Later he found himself in Milan, where Bishop Ambrose's sermons began to speak to his heart but he was still too entwined in the world to convert. After reading an account of the lives of Anthony and other Egyptian hermits, Augustine was thrown into deep inner turmoil but he was still unable to break free. However whilst walking through his garden, he heard a child saying in a sing-song voice "Take it and read it." Under a fig tree, Augustine read Romans 13 v13-14 and in tears he finally found the Savior that his mother had told him about. "As if the light of peace was poured in my heart and all the shades of doubt faded away", he later wrote in his spiritual autobiography Confessions.
The following year Bishop Ambrose baptized St Augustine in the Milan Easter vigil service on the night of Holy Saturday. In his book Confessions, Augustine described later the ceremony “I wept at the beauty of the hymns and canticles and was powerfully moved at the sweet sound of your churches singing…My feeling of devotion overflowed and the tears ran from my eyes and I was happy in them.” The hymn Te Deum, based on the text “Te Deum Laudamus”, (“We praise thee O God”) originated during this baptism.
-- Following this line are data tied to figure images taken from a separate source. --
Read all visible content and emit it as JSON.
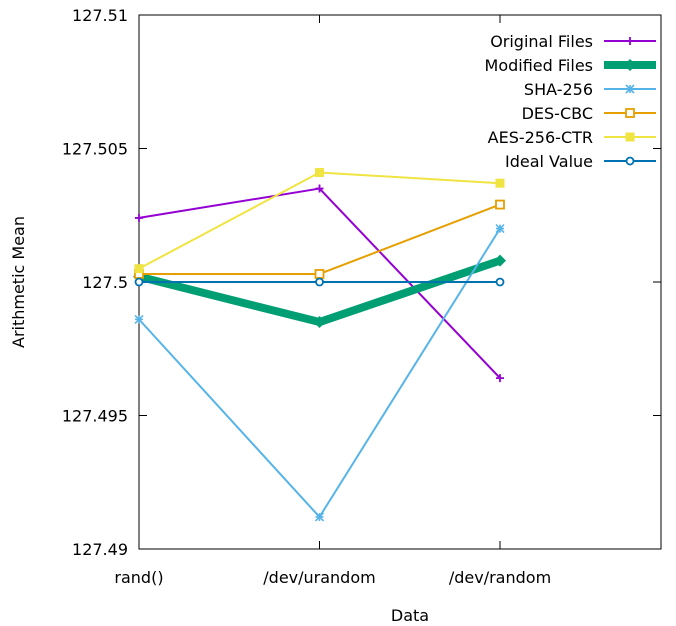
{
  "chart_data": {
    "type": "line",
    "title": "",
    "xlabel": "Data",
    "ylabel": "Arithmetic Mean",
    "categories": [
      "rand()",
      "/dev/urandom",
      "/dev/random"
    ],
    "yticks": [
      "127.49",
      "127.495",
      "127.5",
      "127.505",
      "127.51"
    ],
    "ylim": [
      127.49,
      127.51
    ],
    "grid": false,
    "legend_position": "top-right",
    "series": [
      {
        "name": "Original Files",
        "values": [
          127.5024,
          127.5035,
          127.4964
        ],
        "color": "#9400d3",
        "marker": "plus",
        "width": 2
      },
      {
        "name": "Modified Files",
        "values": [
          127.5002,
          127.4985,
          127.5008
        ],
        "color": "#009e73",
        "marker": "diamond",
        "width": 8
      },
      {
        "name": "SHA-256",
        "values": [
          127.4986,
          127.4912,
          127.502
        ],
        "color": "#56b4e9",
        "marker": "star",
        "width": 2
      },
      {
        "name": "DES-CBC",
        "values": [
          127.5003,
          127.5003,
          127.5029
        ],
        "color": "#e69f00",
        "marker": "square-open",
        "width": 2
      },
      {
        "name": "AES-256-CTR",
        "values": [
          127.5005,
          127.5041,
          127.5037
        ],
        "color": "#f0e442",
        "marker": "square-filled",
        "width": 2
      },
      {
        "name": "Ideal Value",
        "values": [
          127.5,
          127.5,
          127.5
        ],
        "color": "#0072b2",
        "marker": "circle-open",
        "width": 2
      }
    ]
  }
}
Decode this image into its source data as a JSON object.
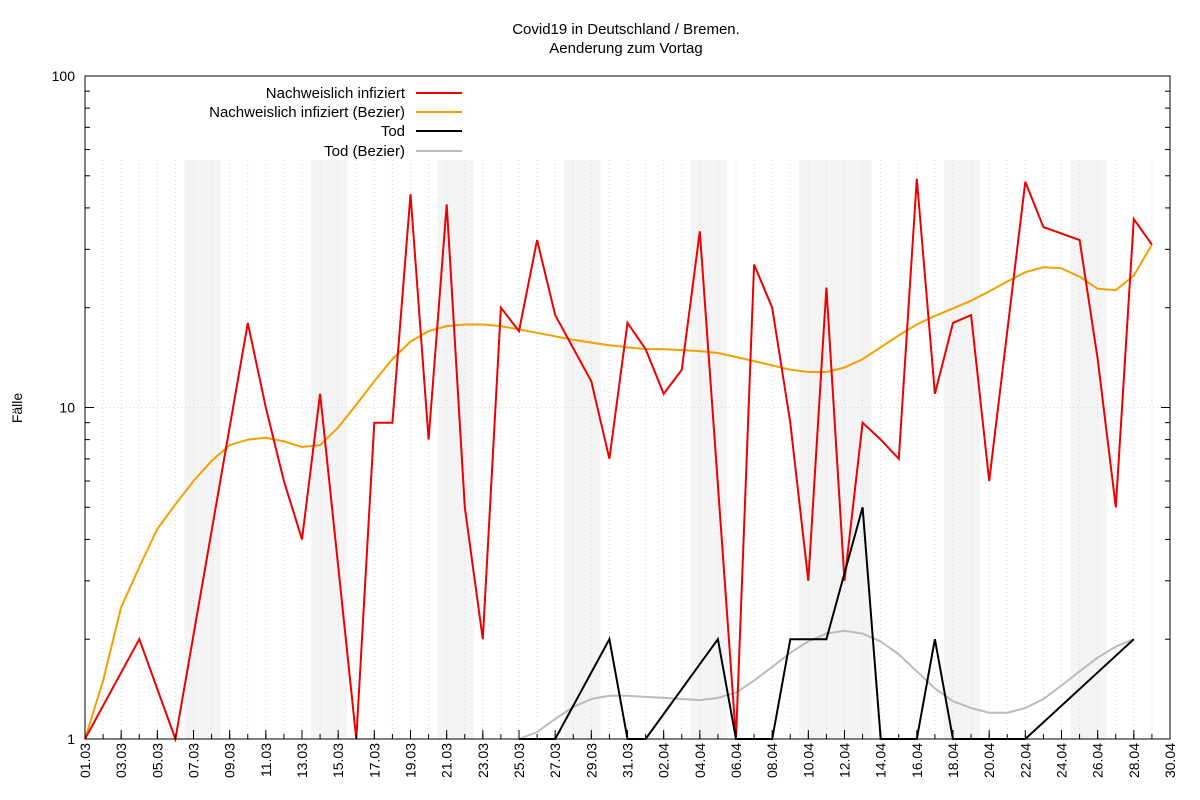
{
  "chart_data": {
    "type": "line",
    "title": "Covid19 in Deutschland / Bremen.",
    "subtitle": "Aenderung zum Vortag",
    "ylabel": "Fälle",
    "xlabel": "",
    "y_scale": "log",
    "ylim": [
      1,
      100
    ],
    "y_ticks": [
      "1",
      "10",
      "100"
    ],
    "x_range": [
      "01.03",
      "30.04"
    ],
    "x_tick_labels": [
      "01.03",
      "03.03",
      "05.03",
      "07.03",
      "09.03",
      "11.03",
      "13.03",
      "15.03",
      "17.03",
      "19.03",
      "21.03",
      "23.03",
      "25.03",
      "27.03",
      "29.03",
      "31.03",
      "02.04",
      "04.04",
      "06.04",
      "08.04",
      "10.04",
      "12.04",
      "14.04",
      "16.04",
      "18.04",
      "20.04",
      "22.04",
      "24.04",
      "26.04",
      "28.04",
      "30.04"
    ],
    "legend_position": "top-left",
    "grid": true,
    "weekend_shading": [
      [
        "07.03",
        "08.03"
      ],
      [
        "14.03",
        "15.03"
      ],
      [
        "21.03",
        "22.03"
      ],
      [
        "28.03",
        "29.03"
      ],
      [
        "04.04",
        "05.04"
      ],
      [
        "10.04",
        "13.04"
      ],
      [
        "18.04",
        "19.04"
      ],
      [
        "25.04",
        "26.04"
      ]
    ],
    "series": [
      {
        "name": "Nachweislich infiziert",
        "color": "#ee0000",
        "points": [
          [
            "01.03",
            1
          ],
          [
            "04.03",
            2
          ],
          [
            "06.03",
            1
          ],
          [
            "10.03",
            18
          ],
          [
            "11.03",
            10
          ],
          [
            "12.03",
            6
          ],
          [
            "13.03",
            4
          ],
          [
            "14.03",
            11
          ],
          [
            "16.03",
            1
          ],
          [
            "17.03",
            9
          ],
          [
            "18.03",
            9
          ],
          [
            "19.03",
            44
          ],
          [
            "20.03",
            8
          ],
          [
            "21.03",
            41
          ],
          [
            "22.03",
            5
          ],
          [
            "23.03",
            2
          ],
          [
            "24.03",
            20
          ],
          [
            "25.03",
            17
          ],
          [
            "26.03",
            32
          ],
          [
            "27.03",
            19
          ],
          [
            "29.03",
            12
          ],
          [
            "30.03",
            7
          ],
          [
            "31.03",
            18
          ],
          [
            "01.04",
            15
          ],
          [
            "02.04",
            11
          ],
          [
            "03.04",
            13
          ],
          [
            "04.04",
            34
          ],
          [
            "06.04",
            1
          ],
          [
            "07.04",
            27
          ],
          [
            "08.04",
            20
          ],
          [
            "09.04",
            9
          ],
          [
            "10.04",
            3
          ],
          [
            "11.04",
            23
          ],
          [
            "12.04",
            3
          ],
          [
            "13.04",
            9
          ],
          [
            "14.04",
            8
          ],
          [
            "15.04",
            7
          ],
          [
            "16.04",
            49
          ],
          [
            "17.04",
            11
          ],
          [
            "18.04",
            18
          ],
          [
            "19.04",
            19
          ],
          [
            "20.04",
            6
          ],
          [
            "22.04",
            48
          ],
          [
            "23.04",
            35
          ],
          [
            "25.04",
            32
          ],
          [
            "26.04",
            14
          ],
          [
            "27.04",
            5
          ],
          [
            "28.04",
            37
          ],
          [
            "29.04",
            31
          ]
        ]
      },
      {
        "name": "Nachweislich infiziert (Bezier)",
        "color": "#f5a000",
        "points": [
          [
            "01.03",
            1
          ],
          [
            "02.03",
            1.5
          ],
          [
            "03.03",
            2.5
          ],
          [
            "04.03",
            3.3
          ],
          [
            "05.03",
            4.3
          ],
          [
            "06.03",
            5.1
          ],
          [
            "07.03",
            6.0
          ],
          [
            "08.03",
            6.9
          ],
          [
            "09.03",
            7.7
          ],
          [
            "10.03",
            8.0
          ],
          [
            "11.03",
            8.1
          ],
          [
            "12.03",
            7.9
          ],
          [
            "13.03",
            7.6
          ],
          [
            "14.03",
            7.7
          ],
          [
            "15.03",
            8.7
          ],
          [
            "16.03",
            10.2
          ],
          [
            "17.03",
            12.0
          ],
          [
            "18.03",
            14.0
          ],
          [
            "19.03",
            15.8
          ],
          [
            "20.03",
            17.0
          ],
          [
            "21.03",
            17.6
          ],
          [
            "22.03",
            17.8
          ],
          [
            "23.03",
            17.8
          ],
          [
            "24.03",
            17.6
          ],
          [
            "25.03",
            17.2
          ],
          [
            "26.03",
            16.8
          ],
          [
            "27.03",
            16.4
          ],
          [
            "28.03",
            16.0
          ],
          [
            "29.03",
            15.7
          ],
          [
            "30.03",
            15.4
          ],
          [
            "31.03",
            15.2
          ],
          [
            "01.04",
            15.0
          ],
          [
            "02.04",
            15.0
          ],
          [
            "03.04",
            14.9
          ],
          [
            "04.04",
            14.8
          ],
          [
            "05.04",
            14.6
          ],
          [
            "06.04",
            14.2
          ],
          [
            "07.04",
            13.8
          ],
          [
            "08.04",
            13.4
          ],
          [
            "09.04",
            13.0
          ],
          [
            "10.04",
            12.8
          ],
          [
            "11.04",
            12.8
          ],
          [
            "12.04",
            13.2
          ],
          [
            "13.04",
            14.0
          ],
          [
            "14.04",
            15.2
          ],
          [
            "15.04",
            16.5
          ],
          [
            "16.04",
            17.8
          ],
          [
            "17.04",
            18.9
          ],
          [
            "18.04",
            19.9
          ],
          [
            "19.04",
            21.0
          ],
          [
            "20.04",
            22.4
          ],
          [
            "21.04",
            24.0
          ],
          [
            "22.04",
            25.6
          ],
          [
            "23.04",
            26.5
          ],
          [
            "24.04",
            26.3
          ],
          [
            "25.04",
            24.8
          ],
          [
            "26.04",
            22.8
          ],
          [
            "27.04",
            22.6
          ],
          [
            "28.04",
            25.0
          ],
          [
            "29.04",
            31.0
          ]
        ]
      },
      {
        "name": "Tod",
        "color": "#000000",
        "points": [
          [
            "25.03",
            1
          ],
          [
            "27.03",
            1
          ],
          [
            "30.03",
            2
          ],
          [
            "31.03",
            1
          ],
          [
            "01.04",
            1
          ],
          [
            "05.04",
            2
          ],
          [
            "06.04",
            1
          ],
          [
            "08.04",
            1
          ],
          [
            "09.04",
            2
          ],
          [
            "11.04",
            2
          ],
          [
            "13.04",
            5
          ],
          [
            "14.04",
            1
          ],
          [
            "16.04",
            1
          ],
          [
            "17.04",
            2
          ],
          [
            "18.04",
            1
          ],
          [
            "22.04",
            1
          ],
          [
            "28.04",
            2
          ]
        ]
      },
      {
        "name": "Tod (Bezier)",
        "color": "#bbbbbb",
        "points": [
          [
            "25.03",
            1
          ],
          [
            "26.03",
            1.05
          ],
          [
            "27.03",
            1.15
          ],
          [
            "28.03",
            1.25
          ],
          [
            "29.03",
            1.32
          ],
          [
            "30.03",
            1.35
          ],
          [
            "31.03",
            1.35
          ],
          [
            "01.04",
            1.34
          ],
          [
            "02.04",
            1.33
          ],
          [
            "03.04",
            1.32
          ],
          [
            "04.04",
            1.31
          ],
          [
            "05.04",
            1.33
          ],
          [
            "06.04",
            1.38
          ],
          [
            "07.04",
            1.5
          ],
          [
            "08.04",
            1.65
          ],
          [
            "09.04",
            1.82
          ],
          [
            "10.04",
            1.97
          ],
          [
            "11.04",
            2.08
          ],
          [
            "12.04",
            2.12
          ],
          [
            "13.04",
            2.08
          ],
          [
            "14.04",
            1.97
          ],
          [
            "15.04",
            1.8
          ],
          [
            "16.04",
            1.6
          ],
          [
            "17.04",
            1.42
          ],
          [
            "18.04",
            1.3
          ],
          [
            "19.04",
            1.24
          ],
          [
            "20.04",
            1.2
          ],
          [
            "21.04",
            1.2
          ],
          [
            "22.04",
            1.24
          ],
          [
            "23.04",
            1.32
          ],
          [
            "24.04",
            1.45
          ],
          [
            "25.04",
            1.6
          ],
          [
            "26.04",
            1.76
          ],
          [
            "27.04",
            1.9
          ],
          [
            "28.04",
            2.0
          ]
        ]
      }
    ]
  }
}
In 391 Augustine visited the Mediterranean port of Hippo, 60 miles away, to set up a monastery there and one Sunday he attended Mass where the local Bishop Valerius was preaching. The aged bishop, who was looking for an assistant, preached the need for another ordained man in the town. The church members decided they want Augustine for this post and Valerius agreed however Augustine felt inadequate and declined. The congregation would have none of it and he was jostled to the front of the church where he was ordained on the spot. The new priest began devoting himself to the mastery of Scripture and within six years he was ordained Bishop of Hippo.
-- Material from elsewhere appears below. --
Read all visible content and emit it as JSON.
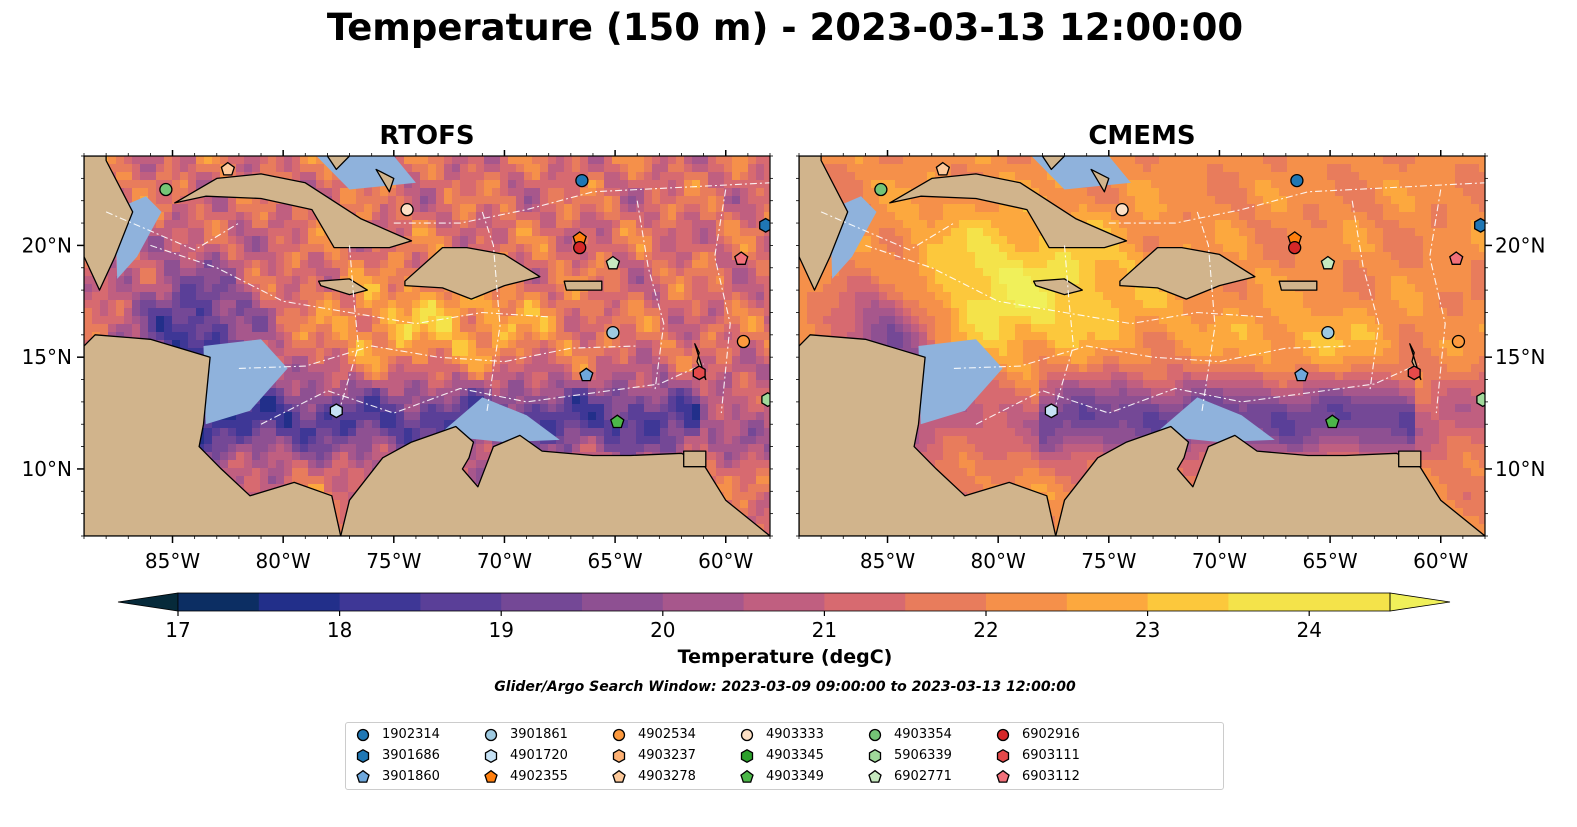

Augustine is generally held to be the greatest doctor of Christianity. He precached innumerable sermons, of which more than four hundred have come down to us. His orthodoxy prevented Catholicism being unduly influenced by alternative teaching. The great theologian developed many Catholic doctrines helping make infant baptism, belief in purgatory and the teaching that there is no salvation outside the Catholic Church normal practice. In addition he encouraged ascetic monasticism and the use of relics.
Of his 96 known works a couple are known by all educated people. They are:
(a) His spiritual autobiography Confessions, a prose poem addressed to God spread over 13 books. It tells the honest, objective story of his childhood and education, his worldly views at this stage and his conversion to Christianity. He recounts the sins of his youth and how even his prayers of repentance are tainted with insincerity, “Give me chastity but not yet”, he wrote.
(b) His epic tome, City of God, split over 22 books, which took Augustine 13 years to complete. City of God is an answer to the question “Why did God allow Rome to fall to the Barbarians so soon after enveloping Christianity?” In it he argues that there are two cities, one earthly, Rome, which is bound to pass away in time and one the City of God, heavenly, founded on goodness and justice which will survive the onslaught of the enemy and will last eternally.
Tragically many in the church misunderstood Augustine's masterpiece, as their interpretation of his book was that the church should have its own empire ruled by bishops.